In the embodiment shown in FIG. 2, the subshafts 24, 24a extend parallel to 
the axis of the shaft 22. The subshafts 24, 24a are joined at bends 38, 
38a of approximately 90.degree. to connecting pieces 40, 40a. The 
connecting pieces 40, 40a also shown in the embodiment in FIG. 4 are 
joined to the arcuate fingers 20, 20a at bends 42, 42a of less than 
90.degree.. The arcuate fingers 20, 20a are shaped to curve about an axis 
substantially parallel to the shaft 22. The arcuate fingers terminate at 
44, 44a leaving a gap 46 of at least 1/4 inch between them. The gap 46 is 
useful to allow the passage of the tee 18 when withdrawing the teeing 
device 10 after the ball 14 is balanced on the tee 18. 
The embodiment in FIG. 2 has the axis of the shaft 22 laterally displaced 
from the center of the ball 14 resulting in a slight imbalance. A balanced 
embodiment may be made which has the axis of the shaft 22 passing through 
the center of the ball by making additional bends in the subshafts which 
displace the shaft 22 axis to coincide with the center of the ball. 

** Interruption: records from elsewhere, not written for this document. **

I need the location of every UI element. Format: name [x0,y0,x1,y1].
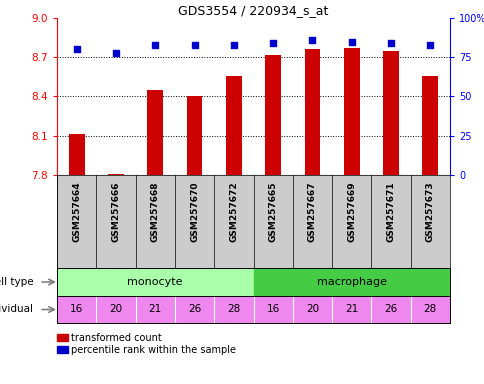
Text: 20: 20 [109,305,122,314]
Bar [136,296,175,323]
Point [386,40,394,46]
Bar [371,296,410,323]
Text: 26: 26 [187,305,201,314]
Bar [332,296,371,323]
Text: 21: 21 [148,305,162,314]
Point [112,50,120,56]
Bar [292,296,332,323]
Text: macrophage: macrophage [316,277,386,287]
Text: GSM257672: GSM257672 [229,182,238,242]
Text: GSM257664: GSM257664 [72,182,81,242]
Point [425,41,433,48]
Bar [175,296,214,323]
Bar [57,296,96,323]
Text: GSM257666: GSM257666 [111,182,120,242]
Text: 28: 28 [423,305,436,314]
Point [308,37,316,43]
Bar [253,296,292,323]
Bar [422,76,438,175]
Title: GDS3554 / 220934_s_at: GDS3554 / 220934_s_at [178,4,328,17]
Text: 16: 16 [70,305,83,314]
Bar [304,50,319,175]
Point [73,46,80,53]
Bar [96,296,136,323]
Bar [108,174,123,175]
Bar [147,90,163,175]
Point [151,41,159,48]
Bar [214,296,253,323]
Text: monocyte: monocyte [127,277,182,287]
Bar [57,268,253,296]
Text: GSM257667: GSM257667 [307,182,317,242]
Bar [343,48,359,175]
Text: 16: 16 [266,305,279,314]
Bar [186,96,202,175]
Bar [69,134,84,175]
Text: 20: 20 [305,305,318,314]
Bar [382,51,398,175]
Text: GSM257671: GSM257671 [386,182,395,242]
Point [229,41,237,48]
Text: transformed count: transformed count [71,333,161,343]
Text: percentile rank within the sample: percentile rank within the sample [71,344,235,354]
Text: GSM257665: GSM257665 [268,182,277,242]
Text: GSM257668: GSM257668 [151,182,159,242]
Text: cell type: cell type [0,277,33,287]
Text: GSM257669: GSM257669 [347,182,356,242]
Point [269,40,276,46]
Text: 21: 21 [345,305,358,314]
Bar [265,55,280,175]
Bar [253,268,449,296]
Point [190,41,198,48]
Text: 28: 28 [227,305,240,314]
Text: GSM257670: GSM257670 [190,182,198,242]
Text: 26: 26 [384,305,397,314]
Text: individual: individual [0,305,33,314]
Bar [410,296,449,323]
Point [347,38,355,45]
Text: GSM257673: GSM257673 [425,182,434,242]
Bar [226,76,241,175]
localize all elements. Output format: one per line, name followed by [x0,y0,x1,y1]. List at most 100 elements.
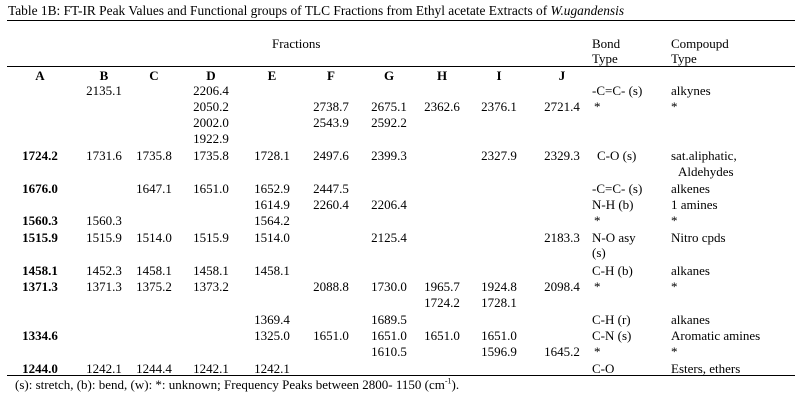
cell-c: 1244.4 [136,361,172,376]
cell-g: 2206.4 [371,197,407,212]
footnote-superscript: -1 [444,376,452,386]
cell-b: 1731.6 [86,148,122,163]
cell-bond-type: C-N (s) [592,328,632,343]
cell-e: 1242.1 [254,361,290,376]
cell-compound-type: Esters, ethers [671,361,741,376]
cell-j: 2329.3 [544,148,580,163]
cell-d: 1922.9 [193,131,229,146]
column-header-b: B [99,68,109,83]
cell-f: 2447.5 [313,181,349,196]
cell-d: 2050.2 [193,99,229,114]
cell-d: 1373.2 [193,279,229,294]
cell-i: 2376.1 [481,99,517,114]
cell-d: 1458.1 [193,263,229,278]
cell-j: 1645.2 [544,344,580,359]
cell-compound-type: * [671,279,678,294]
cell-bond-type: C-H (b) [592,263,633,278]
cell-a: 1244.0 [22,361,58,376]
cell-bond-type: * [594,99,601,114]
cell-b: 1452.3 [86,263,122,278]
cell-f: 2497.6 [313,148,349,163]
footnote-end: ). [451,377,460,392]
table-top-rule [7,20,795,21]
bond-type-header-line1: Bond [592,36,621,51]
caption-species: W.ugandensis [550,3,625,18]
cell-g: 1730.0 [371,279,407,294]
caption-text: Table 1B: FT-IR Peak Values and Function… [8,3,551,18]
cell-f: 2088.8 [313,279,349,294]
cell-e: 1564.2 [254,213,290,228]
cell-i: 1924.8 [481,279,517,294]
cell-b: 1242.1 [86,361,122,376]
cell-f: 2260.4 [313,197,349,212]
cell-a: 1676.0 [22,181,58,196]
cell-g: 1651.0 [371,328,407,343]
cell-bond-type: -C=C- (s) [592,83,643,98]
table-bottom-rule [7,375,795,376]
cell-compound-type: * [671,99,678,114]
cell-d: 1242.1 [193,361,229,376]
cell-h: 1965.7 [424,279,460,294]
cell-g: 1689.5 [371,312,407,327]
cell-e: 1325.0 [254,328,290,343]
cell-d: 2206.4 [193,83,229,98]
cell-f: 2738.7 [313,99,349,114]
cell-bond-type: * [594,344,601,359]
cell-e: 1652.9 [254,181,290,196]
table-header-rule [7,66,795,67]
cell-bond-type: (s) [592,245,606,260]
cell-g: 2592.2 [371,115,407,130]
column-header-j: J [558,68,566,83]
cell-a: 1515.9 [22,230,58,245]
column-header-c: C [149,68,159,83]
cell-e: 1728.1 [254,148,290,163]
cell-a: 1724.2 [22,148,58,163]
cell-a: 1560.3 [22,213,58,228]
cell-compound-type: Aromatic amines [671,328,761,343]
cell-g: 2125.4 [371,230,407,245]
cell-c: 1514.0 [136,230,172,245]
cell-compound-type: 1 amines [671,197,718,212]
cell-e: 1369.4 [254,312,290,327]
compound-type-header-line1: Compoupd [671,36,729,51]
cell-c: 1735.8 [136,148,172,163]
cell-i: 1596.9 [481,344,517,359]
cell-f: 2543.9 [313,115,349,130]
column-header-i: I [496,68,502,83]
cell-compound-type: alkynes [671,83,711,98]
cell-d: 1515.9 [193,230,229,245]
compound-type-header-line2: Type [671,51,697,66]
fractions-header: Fractions [272,36,321,51]
cell-bond-type: C-O [592,361,615,376]
cell-bond-type: C-O (s) [597,148,637,163]
column-header-a: A [35,68,45,83]
cell-a: 1334.6 [22,328,58,343]
column-header-f: F [327,68,335,83]
cell-compound-type: alkenes [671,181,710,196]
cell-c: 1375.2 [136,279,172,294]
cell-i: 1651.0 [481,328,517,343]
cell-b: 2135.1 [86,83,122,98]
column-header-d: D [206,68,216,83]
column-header-e: E [267,68,277,83]
cell-g: 1610.5 [371,344,407,359]
cell-compound-type: * [671,344,678,359]
column-header-h: H [436,68,448,83]
cell-bond-type: -C=C- (s) [592,181,643,196]
cell-e: 1458.1 [254,263,290,278]
cell-b: 1560.3 [86,213,122,228]
table-footnote: (s): stretch, (b): bend, (w): *: unknown… [15,377,459,393]
cell-h: 2362.6 [424,99,460,114]
footnote-text: (s): stretch, (b): bend, (w): *: unknown… [15,377,445,392]
cell-d: 1735.8 [193,148,229,163]
cell-bond-type: * [594,279,601,294]
cell-bond-type: N-H (b) [592,197,634,212]
cell-b: 1515.9 [86,230,122,245]
cell-c: 1458.1 [136,263,172,278]
cell-g: 2675.1 [371,99,407,114]
cell-compound-type: sat.aliphatic, [671,148,737,163]
column-header-g: G [383,68,395,83]
cell-compound-type: alkanes [671,263,710,278]
cell-h: 1651.0 [424,328,460,343]
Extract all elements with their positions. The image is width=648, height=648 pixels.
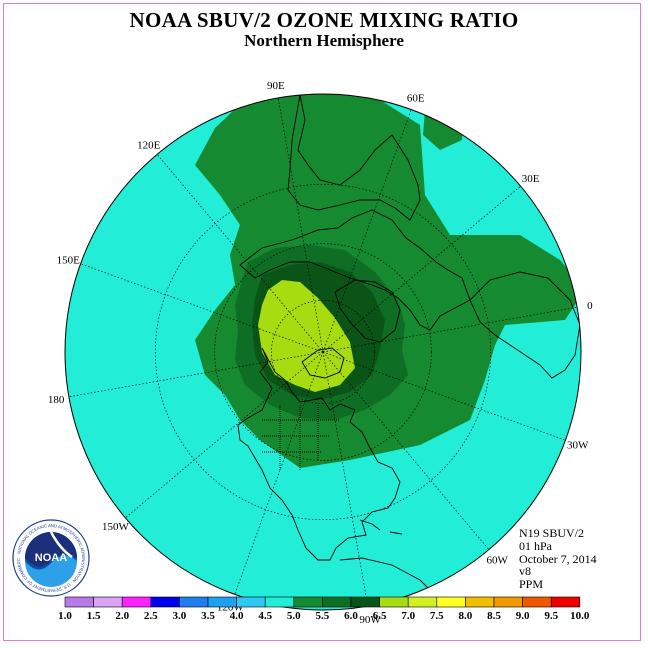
figure-frame (3, 3, 641, 641)
colorbar-swatch (379, 596, 409, 608)
pressure-level-text: 01 hPa (519, 538, 552, 553)
graticule-lines (68, 97, 578, 607)
longitude-label: 30W (567, 440, 589, 452)
noaa-logo: NOAA NATIONAL OCEANIC AND ATMOSPHERIC AD… (12, 519, 90, 597)
latitude-circle (214, 243, 432, 461)
longitude-label: 90E (267, 80, 285, 92)
meridian-line (322, 351, 369, 607)
colorbar-swatch (465, 596, 495, 608)
colorbar-swatch (264, 596, 295, 608)
colorbar-tick-label: 6.5 (373, 610, 387, 622)
meridian-line (277, 97, 324, 353)
longitude-label: 180 (48, 394, 65, 406)
longitude-label: 60W (487, 555, 509, 567)
colorbar-tick-label: 5.0 (287, 610, 301, 622)
meridian-line (322, 306, 578, 353)
colorbar-swatch (293, 596, 323, 608)
colorbar-swatch (322, 596, 352, 608)
colorbar-tick-label: 7.5 (430, 610, 444, 622)
colorbar-swatch (179, 596, 209, 608)
colorbar-swatch (150, 596, 180, 608)
logo-text: NOAA (35, 552, 67, 564)
info-block: N19 SBUV/2 01 hPa October 7, 2014 v8 PPM (519, 527, 597, 591)
colorbar-swatch (121, 596, 152, 608)
colorbar-tick-label: 7.0 (401, 610, 415, 622)
colorbar-tick-label: 3.0 (173, 610, 187, 622)
colorbar-swatch (236, 596, 266, 608)
longitude-label: 60E (407, 92, 425, 104)
meridian-line (322, 351, 566, 441)
colorbar-swatch (350, 596, 380, 608)
meridian-line (322, 109, 412, 353)
colorbar-swatch (522, 596, 552, 608)
map-title: NOAA SBUV/2 OZONE MIXING RATIO (129, 8, 519, 32)
latitude-circle (154, 183, 492, 521)
coastlines (237, 94, 581, 601)
colorbar-swatch (407, 596, 438, 608)
colorbar-tick-label: 8.5 (487, 610, 501, 622)
date-text: October 7, 2014 (519, 551, 597, 566)
longitude-label: 30E (522, 173, 540, 185)
colorbar-tick-label: 2.5 (144, 610, 158, 622)
longitude-label: 150E (57, 254, 81, 266)
colorbar-swatch (93, 596, 123, 608)
colorbar-tick-label: 2.0 (115, 610, 129, 622)
colorbar-tick-label: 9.0 (516, 610, 530, 622)
version-text: v8 (519, 564, 531, 579)
colorbar-tick-label: 6.0 (344, 610, 358, 622)
colorbar-swatch (493, 596, 523, 608)
meridian-line (156, 154, 324, 353)
colorbar-swatch (64, 596, 94, 608)
colorbar-tick-label: 8.0 (459, 610, 473, 622)
meridian-line (322, 185, 521, 353)
meridian-line (234, 351, 324, 595)
colorbar-tick-label: 5.5 (316, 610, 330, 622)
units-text: PPM (519, 577, 544, 592)
ozone-band-6.5-7.0 (258, 280, 355, 392)
colorbar-swatch (550, 596, 581, 608)
longitude-label: 90W (359, 614, 381, 626)
latitude-circle (271, 300, 375, 404)
meridian-line (322, 351, 490, 550)
colorbar-swatch (207, 596, 237, 608)
longitude-label: 0 (587, 300, 593, 312)
colorbar-tick-label: 9.5 (544, 610, 558, 622)
longitude-label: 150W (102, 521, 130, 533)
map-subtitle: Northern Hemisphere (244, 31, 404, 50)
meridian-line (68, 351, 324, 398)
colorbar-tick-label: 10.0 (570, 610, 590, 622)
longitude-label: 120E (137, 139, 161, 151)
meridian-line (80, 263, 324, 353)
meridian-line (125, 351, 324, 519)
map-boundary (64, 93, 582, 611)
colorbar-tick-label: 1.5 (87, 610, 101, 622)
colorbar-tick-label: 1.0 (58, 610, 72, 622)
instrument-text: N19 SBUV/2 (519, 526, 585, 540)
colorbar-tick-label: 4.5 (258, 610, 272, 622)
colorbar-tick-label: 3.5 (201, 610, 215, 622)
colorbar-swatch (436, 596, 466, 608)
colorbar-tick-label: 4.0 (230, 610, 244, 622)
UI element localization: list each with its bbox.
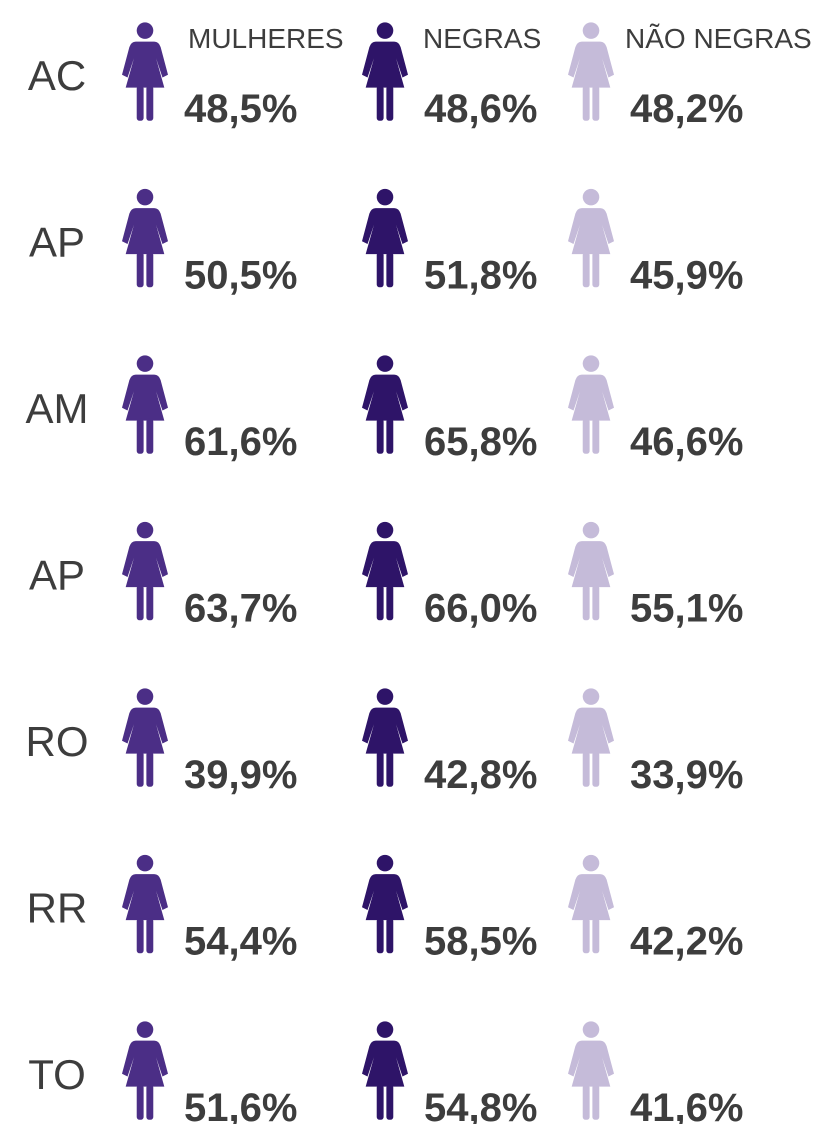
- percentage: 65,8%: [424, 420, 537, 464]
- woman-icon: [122, 688, 168, 787]
- woman-icon: [122, 355, 168, 454]
- percentage: 46,6%: [630, 420, 743, 464]
- percentage: 50,5%: [184, 254, 297, 298]
- percentage: 54,4%: [184, 920, 297, 964]
- state-label: RO: [26, 718, 89, 765]
- percentage: 66,0%: [424, 587, 537, 631]
- percentage: 41,6%: [630, 1086, 743, 1124]
- woman-icon: [362, 355, 408, 454]
- woman-icon: [568, 521, 614, 621]
- percentage: 54,8%: [424, 1086, 537, 1124]
- percentage: 33,9%: [630, 753, 743, 797]
- percentage: 51,8%: [424, 254, 537, 298]
- column-header: NEGRAS: [423, 23, 541, 54]
- woman-icon: [362, 688, 408, 787]
- percentage: 42,2%: [630, 920, 743, 964]
- percentage: 39,9%: [184, 753, 297, 797]
- woman-icon: [362, 22, 408, 121]
- column-header: NÃO NEGRAS: [625, 23, 812, 54]
- woman-icon: [122, 854, 168, 954]
- percentage: 55,1%: [630, 587, 743, 631]
- percentage: 48,6%: [424, 87, 537, 131]
- state-label: AM: [26, 385, 89, 432]
- state-label: AP: [29, 552, 85, 599]
- state-label: TO: [28, 1051, 86, 1098]
- woman-icon: [122, 521, 168, 621]
- percentage: 58,5%: [424, 920, 537, 964]
- state-label: AC: [28, 52, 86, 99]
- percentage: 51,6%: [184, 1086, 297, 1124]
- woman-icon: [568, 1021, 614, 1120]
- woman-icon: [568, 188, 614, 288]
- percentage: 45,9%: [630, 254, 743, 298]
- percentage: 48,2%: [630, 87, 743, 131]
- percentage: 61,6%: [184, 420, 297, 464]
- state-label: AP: [29, 219, 85, 266]
- woman-icon: [568, 355, 614, 454]
- woman-icon: [122, 1021, 168, 1120]
- column-header: MULHERES: [188, 23, 344, 54]
- percentage: 42,8%: [424, 753, 537, 797]
- woman-icon: [568, 854, 614, 954]
- woman-icon: [362, 188, 408, 288]
- woman-icon: [362, 1021, 408, 1120]
- percentage: 63,7%: [184, 587, 297, 631]
- woman-icon: [362, 854, 408, 954]
- woman-icon: [122, 22, 168, 121]
- woman-icon: [568, 688, 614, 787]
- woman-icon: [568, 22, 614, 121]
- woman-icon: [122, 188, 168, 288]
- percentage: 48,5%: [184, 87, 297, 131]
- state-label: RR: [27, 885, 88, 932]
- woman-icon: [362, 521, 408, 621]
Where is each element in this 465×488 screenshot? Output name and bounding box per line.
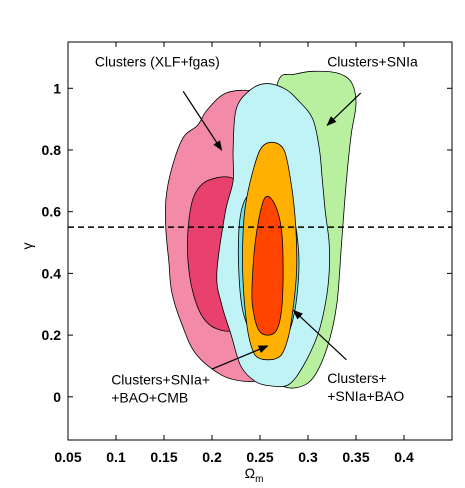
annotation-a2: Clusters+SNIa bbox=[326, 54, 418, 126]
annotation-arrow bbox=[182, 91, 223, 151]
y-axis-label: γ bbox=[19, 243, 35, 250]
annotation-text: +BAO+CMB bbox=[111, 389, 188, 405]
x-axis-label-sub: m bbox=[255, 474, 263, 485]
annotation-text: +SNIa+BAO bbox=[327, 388, 404, 404]
annotation-a1: Clusters (XLF+fgas) bbox=[95, 54, 223, 151]
contour-clusters_snia_bao_cmb bbox=[242, 141, 298, 361]
x-tick-label: 0.25 bbox=[246, 449, 273, 465]
x-axis-label-main: Ω bbox=[245, 465, 255, 481]
x-tick-label: 0.4 bbox=[394, 449, 414, 465]
annotation-a3: Clusters+SNIa+ +BAO+CMB bbox=[111, 345, 269, 405]
y-tick-label: 0 bbox=[53, 389, 61, 405]
annotation-arrow bbox=[292, 309, 347, 361]
x-tick-label: 0.15 bbox=[150, 449, 177, 465]
annotation-text: Clusters+SNIa+ bbox=[111, 371, 210, 387]
plot-area: 0.05 0.1 0.15 0.2 0.25 0.3 0.35 0.4 0 0.2 0.4 0.6 0.… bbox=[42, 41, 453, 465]
annotation-a4: Clusters+ +SNIa+BAO bbox=[292, 309, 404, 404]
annotation-text: Clusters+ bbox=[327, 370, 387, 386]
axis-ticks: 0.05 0.1 0.15 0.2 0.25 0.3 0.35 0.4 0 0.2 0.4 0.6 0.… bbox=[42, 42, 452, 465]
annotation-arrow bbox=[211, 345, 269, 370]
x-tick-label: 0.05 bbox=[54, 449, 81, 465]
annotation-text: Clusters+SNIa bbox=[327, 54, 418, 70]
x-tick-label: 0.35 bbox=[342, 449, 369, 465]
x-tick-label: 0.1 bbox=[106, 449, 126, 465]
y-tick-label: 0.2 bbox=[42, 327, 62, 343]
annotations: Clusters (XLF+fgas) Clusters+SNIa Clusters… bbox=[95, 54, 418, 406]
annotation-text: Clusters (XLF+fgas) bbox=[95, 54, 220, 70]
y-tick-label: 0.8 bbox=[42, 142, 62, 158]
y-tick-label: 0.6 bbox=[42, 204, 62, 220]
y-tick-label: 1 bbox=[53, 80, 61, 96]
x-tick-label: 0.2 bbox=[202, 449, 222, 465]
x-axis-label: Ωm bbox=[245, 465, 264, 485]
contours bbox=[164, 70, 357, 389]
annotation-arrow bbox=[326, 92, 362, 126]
y-tick-label: 0.4 bbox=[42, 265, 62, 281]
x-tick-label: 0.3 bbox=[298, 449, 318, 465]
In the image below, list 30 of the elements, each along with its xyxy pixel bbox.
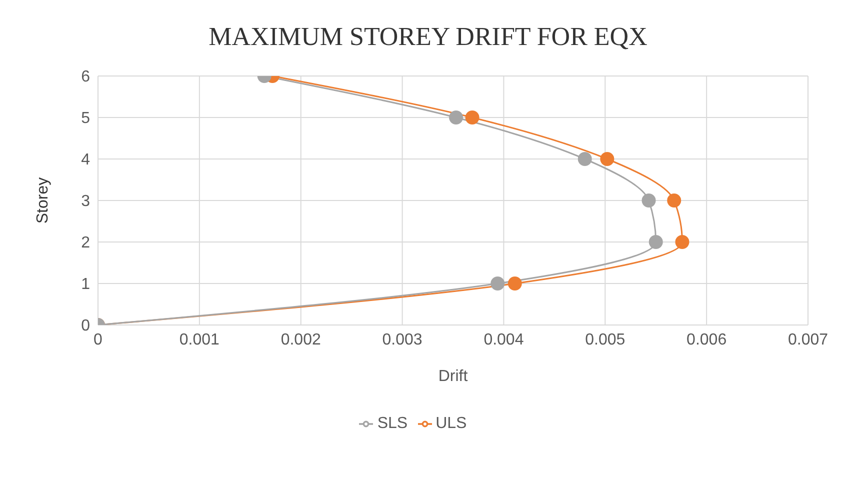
point [508,276,522,290]
point [600,152,614,166]
y-tick-label: 4 [81,152,90,169]
x-tick-label: 0 [94,331,103,348]
point [465,110,480,124]
x-tick-label: 0.004 [484,331,524,348]
legend-label: SLS [377,415,408,432]
x-tick-label: 0.007 [788,331,828,348]
point [675,235,690,249]
y-axis-title: Storey [34,177,52,224]
point [578,152,592,166]
y-tick-label: 5 [81,110,90,128]
y-tick-label: 6 [81,68,90,86]
x-tick-label: 0.003 [382,331,422,348]
x-tick-label: 0.005 [585,331,626,348]
x-axis-title: Drift [438,368,468,385]
point [449,110,464,124]
point [648,235,663,249]
point [667,194,682,208]
y-tick-label: 1 [81,276,90,294]
x-tick-label: 0.002 [280,331,321,348]
point [490,276,505,290]
y-tick-label: 2 [81,234,90,252]
x-tick-label: 0.006 [686,331,727,348]
legend-label: ULS [436,415,467,432]
y-tick-label: 0 [81,318,90,335]
chart-title: MAXIMUM STOREY DRIFT FOR EQX [208,21,648,53]
point [642,194,656,208]
y-tick-label: 3 [81,193,90,210]
x-tick-label: 0.001 [179,331,220,348]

The alternate embodiment shown in FIG. 5 has lateral arcuate bends 52, 52a. 
The lateral arcuate bends 52, 52a resist the tendency of a ball 14 to roll 
out from under the arcuate fingers 20, 20a while attempting to capture it 
with the teeing device 10. The lateral arcuate bends 52, 52a are inclined 
upward and outward from the axis of the arcuate fingers 20, 20a at an 
angle which allows them to rest against the surface of the golf ball 14. 
FIG. 4 shows an embodiment for picking up a golf ball at a distance. In 
this embodiment, bends 50 and 50a of approximately 90.degree. in the lower 
part of the subshafts 24, 24a brings the arcuate fingers 20, 20a into 
spaced-apart relationship with the upper parts 28, 28a of the subshafts. 
The spacing between the upper parts 28, 28a and the arcuate fingers 20, 
20a is such that, once a golf ball is socketed in the arcuate fingers, the 
upper parts 28, 28a prevent it falling out. The reach of the device may be 
improved by making the shaft 22 telescoping. 
It will be understood that the claims are intended to cover all changes and 
modifications of the preferred embodiments of the invention, herein chosen 
for the purpose of illustration which do not constitute departures from 
the spirit and scope of the invention.